Фашисты оказались отзывчивыми и просьбу ее выполнили.

Насколько была правдива эта история и была ли она вообще – не знаю. Почти каждый из нас так или иначе был затронут, ранен войной. Хотя она была еще далеко от окончания, успела ужалить многих, очень многих. У кого-то погиб на фронте отец, у кого-то брат, у кого-то на оккупированной врагом территории оказались родные и близкие… Рассказывать о своих бедах, горестях – перекладывать их тяжесть на души и сердца друзей-товарищей. А их, бед, горестей, хватало у каждого и своих. Да и где гарантия того, что суровые, только что вышедшие из боя или идущие в бой парни не посчитают тебя нытиком… Расспрашивать друга, товарища, почему он хмурится, скрипит зубами, – копаться в чужой ране…

Так что все переживания, все боли свои каждый из нас нес в себе и выплескивал, выдыхал их только при встрече с врагом. И поверь мне, горячими, очень горячими, огненными, обжигающими были эти выдохи…

Сожженные фашистами города и села, наполненные пережитым горем глаза женщин и детей просили, требовали отмщения.

…Мы хоронили павших в боях товарищей, хоронили без слез. Без прощальных речей, с одной клятвой павшим: «Отомстим!»

…Я, наверное, усыпил тебя, Сынок… Оно ведь нам, старикам, только разговориться, удариться в свои воспоминания, а там – не остановишься…

– А я вот слушаю вас, Сергей Сергеевич, и думаю: до чего же мы, люди, особенно молодые, нелюбопытные, не сказать хуже – равнодушные… Почему?

Вот заговорили мы о моем отце. Всю войну он прошел, проехал на своей полуторке. Сколько всего повидал, испытал. Контужен был. После войны, можно сказать, до последнего своего дня работал, ходил, он сам так и говорил – «ходил», как моряки о себе говорят, в дальние рейсы. С работы домой, как правило, возвращался поздно. Приедет – а мы уже спим. В рейс тоже раным-рано отправлялся – в четыре-пять часов утра. Он в рейс – мы спим. В воскресенье тоже, бывало, целыми днями с машиной возится. То мотор барахлит, то камеры латать надо. Выпадет свободная минута – по дому дел полно.

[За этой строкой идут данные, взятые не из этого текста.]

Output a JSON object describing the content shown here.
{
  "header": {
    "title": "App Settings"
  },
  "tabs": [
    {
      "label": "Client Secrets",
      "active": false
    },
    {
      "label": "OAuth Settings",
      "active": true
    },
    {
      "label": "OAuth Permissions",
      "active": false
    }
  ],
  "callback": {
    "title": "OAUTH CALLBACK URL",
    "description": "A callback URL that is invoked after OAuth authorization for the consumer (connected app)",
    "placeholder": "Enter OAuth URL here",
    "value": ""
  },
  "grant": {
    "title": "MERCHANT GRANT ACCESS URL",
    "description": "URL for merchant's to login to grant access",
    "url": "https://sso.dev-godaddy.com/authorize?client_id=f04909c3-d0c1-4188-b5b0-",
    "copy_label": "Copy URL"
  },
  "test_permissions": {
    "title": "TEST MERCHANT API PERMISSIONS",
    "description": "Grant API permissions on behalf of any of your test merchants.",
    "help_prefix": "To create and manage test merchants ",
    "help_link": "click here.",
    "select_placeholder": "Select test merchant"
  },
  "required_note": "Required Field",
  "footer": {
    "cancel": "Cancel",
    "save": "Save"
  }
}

Отец с мамой всегда, хоть небольшое, хозяйство имели: корову, теленка, свинью, кур. Ну и, как у всех селян, у нас и сегодня огород имеется. Без земли и сейчас не проживешь.

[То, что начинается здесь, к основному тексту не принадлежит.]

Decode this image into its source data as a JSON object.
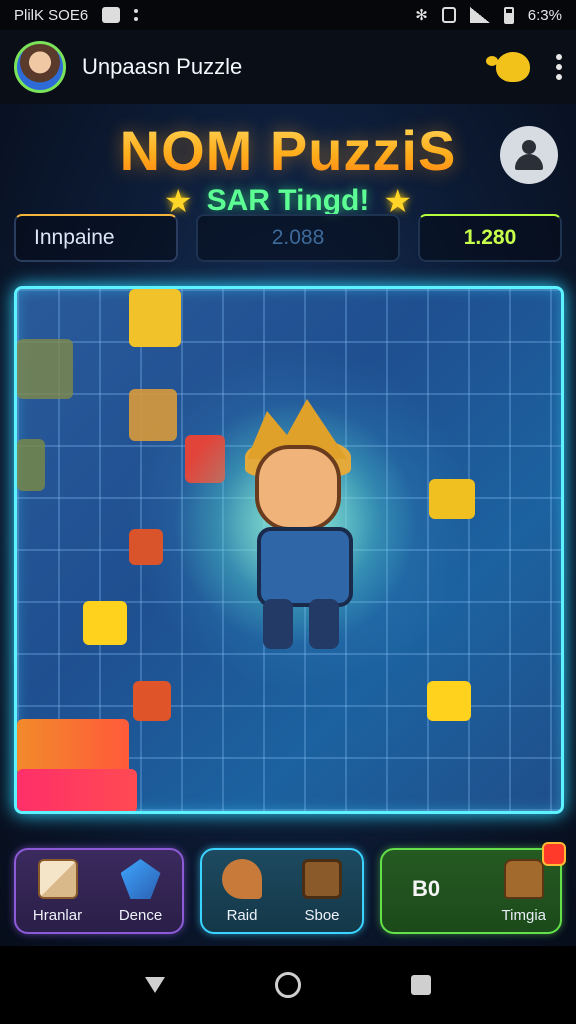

Так, в работе, в заботах разных, дни, недели, месяцы, годы не шли – летели.

Заговорит иногда батя между делом о войне, – а говорить, рассказывать о ней он очень не любил, по какому-нибудь случайному поводу мимоходом вспомнит, – мы, хорошо, если вполуха слушаем – нам, пацанам, дурить охота, у нас своих проблем, интересов полно… Да к тому же батя молчуном был – профессия приучила…

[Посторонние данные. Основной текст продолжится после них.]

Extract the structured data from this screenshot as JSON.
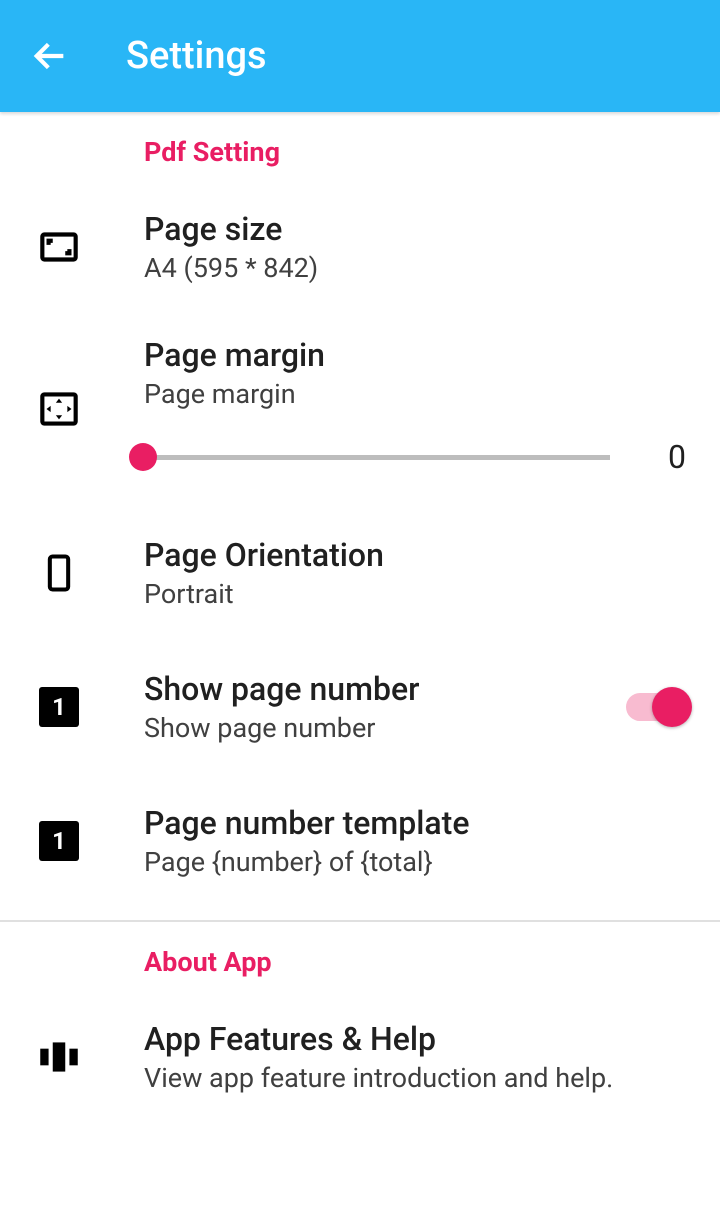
{
  "header": {
    "title": "Settings"
  },
  "sections": {
    "pdf": {
      "header": "Pdf Setting",
      "page_size": {
        "title": "Page size",
        "subtitle": "A4 (595 * 842)"
      },
      "page_margin": {
        "title": "Page margin",
        "subtitle": "Page margin",
        "value": "0"
      },
      "orientation": {
        "title": "Page Orientation",
        "subtitle": "Portrait"
      },
      "show_page_number": {
        "title": "Show page number",
        "subtitle": "Show page number",
        "toggle": true
      },
      "page_number_template": {
        "title": "Page number template",
        "subtitle": "Page {number} of {total}"
      }
    },
    "about": {
      "header": "About App",
      "features": {
        "title": "App Features & Help",
        "subtitle": "View app feature introduction and help."
      }
    }
  },
  "colors": {
    "header_bg": "#29b6f6",
    "accent": "#e91e63"
  }
}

В последние годы о войне, о фронтовиках много фильмов появилось, книг, газеты часто пишут, телевидение показывает – как говорят, интерес проснулся… Интерес-то, и верно, проснулся, да только на наши вопросы отвечать скоро некому будет. Фронтовиков все меньше остается. Вот я уже никогда ни о чем отца не спрошу…

– Тут, Сынок, не только вы в своем, так сказать, нелюбопытстве виноваты и не мы, фронтовики, виноваты в том, что не могли, не умели рассказать своим детям о жизни своей фронтовой. Тут сама война виновата. Уж слишком тяжелой, злой, долгой, кровавой была – не опишешь, не расскажешь. Начни вспоминать, рассказывать – сердце не выдержит…

Тем более что наши сердца ей же, войной, истерзаны.

Сергей Сергеевич встал, подошел к окну, посмотрел в темноту. Окно нашей комнаты выходило в сторону леса и речушки. Окна жилых и лечебных корпусов из нашего окна были не видны.

Гром затих. Отблески далеких молний перестали озарять горизонт.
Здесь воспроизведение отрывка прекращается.